Como facilmente se intui, ponderando a presente situação, a hipotética procedência da acção configurada no articulado inicial pelos ora Apelantes, só gera, relativamente a O..... (indevidamente adicionado ao rol dos AA. pelos Apelantes), interesse em contradizer[19], como à partida (face à p.i.) já era lógico e como se tornou perfeitamente claro, aliás, com a contestação apresentada pelo mesmo na qualidade de R. (que é efectivamente a sua verdadeira qualidade face a esta lide).

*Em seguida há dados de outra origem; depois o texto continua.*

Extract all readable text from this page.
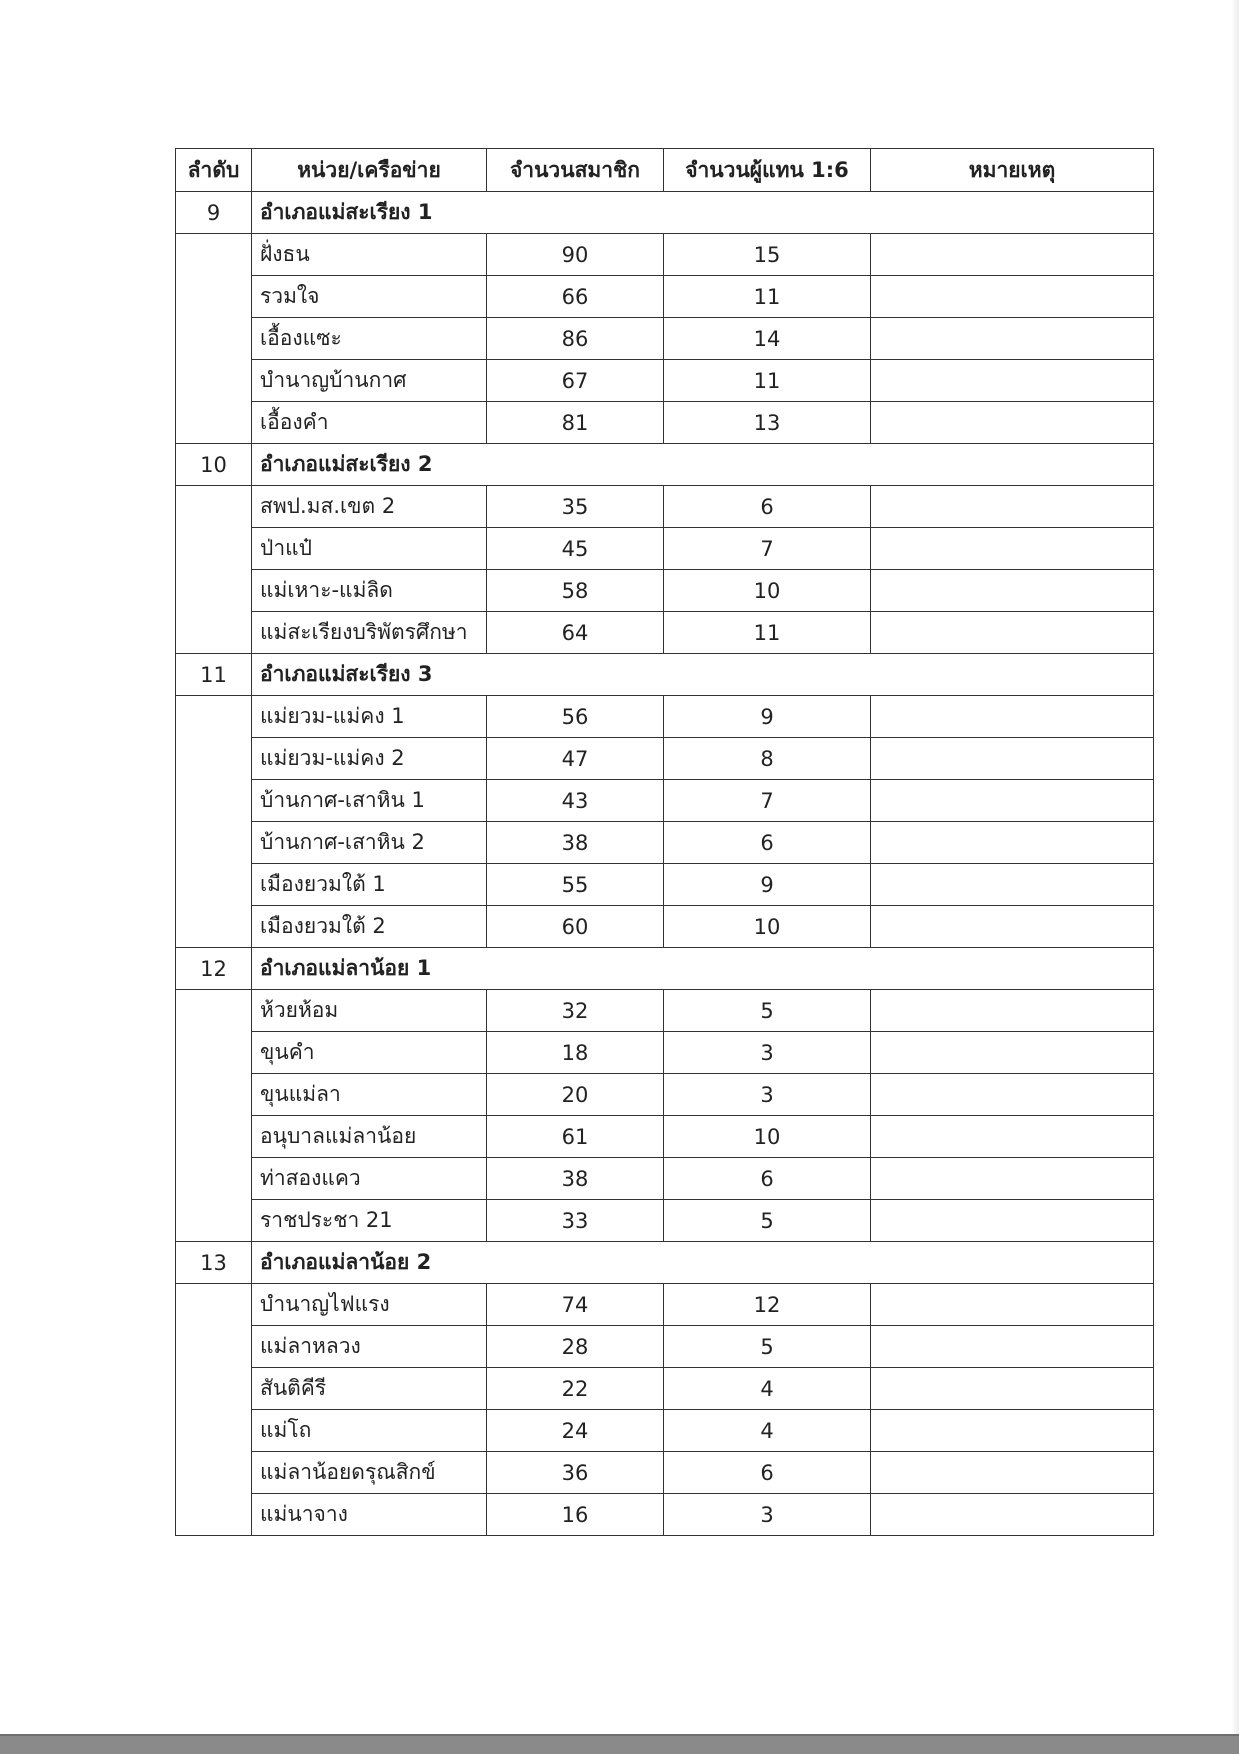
ลำดับ	หน่วย/เครือข่าย	จำนวนสมาชิก	จำนวนผู้แทน 1:6	หมายเหตุ
9	อำเภอแม่สะเรียง 1			
	ฝั่งธน	90	15	
	รวมใจ	66	11	
	เอื้องแซะ	86	14	
	บำนาญบ้านกาศ	67	11	
	เอื้องคำ	81	13	
10	อำเภอแม่สะเรียง 2			
	สพป.มส.เขต 2	35	6	
	ป่าแป๋	45	7	
	แม่เหาะ-แม่ลิด	58	10	
	แม่สะเรียงบริพัตรศึกษา	64	11	
11	อำเภอแม่สะเรียง 3			
	แม่ยวม-แม่คง 1	56	9	
	แม่ยวม-แม่คง 2	47	8	
	บ้านกาศ-เสาหิน 1	43	7	
	บ้านกาศ-เสาหิน 2	38	6	
	เมืองยวมใต้ 1	55	9	
	เมืองยวมใต้ 2	60	10	
12	อำเภอแม่ลาน้อย 1			
	ห้วยห้อม	32	5	
	ขุนคำ	18	3	
	ขุนแม่ลา	20	3	
	อนุบาลแม่ลาน้อย	61	10	
	ท่าสองแคว	38	6	
	ราชประชา 21	33	5	
13	อำเภอแม่ลาน้อย 2			
	บำนาญไฟแรง	74	12	
	แม่ลาหลวง	28	5	
	สันติคีรี	22	4	
	แม่โถ	24	4	
	แม่ลาน้อยดรุณสิกข์	36	6	
	แม่นาจาง	16	3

Existe, pois, na presente situação, uma evidente ilegitimidade activa do “A.” O..... (poderíamos chamar-lhe verdadeiramente uma impossibilidade de ser A.), sendo indiferente, como de seguida se demonstrará, que a posição dos co-herdeiros de uma herança indivisa se configure, adjectivamente, como antes se disse (v. item 2.1.1.1., supra), em termos de litisconsórcio necessário.

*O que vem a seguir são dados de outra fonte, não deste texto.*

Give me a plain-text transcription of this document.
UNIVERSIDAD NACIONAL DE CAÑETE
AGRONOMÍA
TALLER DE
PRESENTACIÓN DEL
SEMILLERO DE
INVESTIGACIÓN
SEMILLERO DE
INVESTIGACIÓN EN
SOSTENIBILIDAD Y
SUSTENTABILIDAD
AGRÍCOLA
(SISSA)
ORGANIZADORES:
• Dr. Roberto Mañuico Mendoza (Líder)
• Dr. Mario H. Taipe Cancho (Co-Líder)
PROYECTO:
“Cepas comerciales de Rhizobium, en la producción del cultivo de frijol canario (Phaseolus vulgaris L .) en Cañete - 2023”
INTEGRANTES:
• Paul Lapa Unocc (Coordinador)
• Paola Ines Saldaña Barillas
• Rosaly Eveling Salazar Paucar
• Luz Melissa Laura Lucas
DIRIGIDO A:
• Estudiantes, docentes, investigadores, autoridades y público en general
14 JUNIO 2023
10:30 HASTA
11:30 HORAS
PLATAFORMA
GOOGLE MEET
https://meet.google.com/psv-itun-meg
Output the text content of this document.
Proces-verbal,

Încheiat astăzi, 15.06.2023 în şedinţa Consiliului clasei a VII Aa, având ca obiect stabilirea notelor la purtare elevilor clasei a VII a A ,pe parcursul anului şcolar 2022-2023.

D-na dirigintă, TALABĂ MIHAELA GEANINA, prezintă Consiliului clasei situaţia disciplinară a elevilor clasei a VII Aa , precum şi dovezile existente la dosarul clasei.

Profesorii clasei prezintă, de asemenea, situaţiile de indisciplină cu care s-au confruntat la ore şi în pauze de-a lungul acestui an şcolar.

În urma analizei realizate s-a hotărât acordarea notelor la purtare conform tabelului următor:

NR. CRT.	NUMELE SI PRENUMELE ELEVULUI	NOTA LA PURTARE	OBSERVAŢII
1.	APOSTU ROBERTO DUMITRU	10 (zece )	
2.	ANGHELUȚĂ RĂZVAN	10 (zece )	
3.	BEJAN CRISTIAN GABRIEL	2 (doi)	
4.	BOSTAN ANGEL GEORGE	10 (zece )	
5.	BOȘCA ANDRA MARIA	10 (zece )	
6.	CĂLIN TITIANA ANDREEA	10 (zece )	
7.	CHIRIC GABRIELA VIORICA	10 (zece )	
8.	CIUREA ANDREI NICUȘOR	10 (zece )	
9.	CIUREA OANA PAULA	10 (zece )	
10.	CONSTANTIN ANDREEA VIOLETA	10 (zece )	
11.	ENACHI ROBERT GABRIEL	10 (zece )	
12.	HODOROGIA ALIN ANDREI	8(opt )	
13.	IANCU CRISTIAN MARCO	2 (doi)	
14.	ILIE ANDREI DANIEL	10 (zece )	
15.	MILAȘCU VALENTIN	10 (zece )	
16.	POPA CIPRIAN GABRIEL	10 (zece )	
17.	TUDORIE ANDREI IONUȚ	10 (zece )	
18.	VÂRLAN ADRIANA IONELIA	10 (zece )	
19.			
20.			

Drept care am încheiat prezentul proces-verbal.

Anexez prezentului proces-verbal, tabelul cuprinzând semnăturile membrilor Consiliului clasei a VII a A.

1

2.1.1.3. Importa, neste quadro argumentativo, aprofundar a caracterização da acção proposta pelos aqui Apelantes, conferindo um mínimo de clareza a uma situação que – há que reconhecê-lo – se apresenta como algo complexa, senão mesmo confusa.

Conforme já referimos na nota 13, supra, está aqui em causa uma acção de reivindicação (artigo 1311º do CC), referindo-se esta a três prédios rústicos, sendo que um deles (o artigo matricial 3493) é reivindicado pela A. A..... e os dois restantes (os artigos matriciais 3338 e 3494) pelos herdeiros de determinadas heranças indivisas, enquanto bens pertencentes ao acervo dessas heranças. Esta realidade resulta evidente da leitura dos pedidos (foram transcritos no item 1.1. deste Acórdão) e é evidenciada pela reconstrução do percurso argumentativo que leva os ora Apelantes a formular essas pretensões.

É essa reconstrução que aqui nos propomos realizar, propiciando a caracterização da presente acção e a compreensão do seu sentido.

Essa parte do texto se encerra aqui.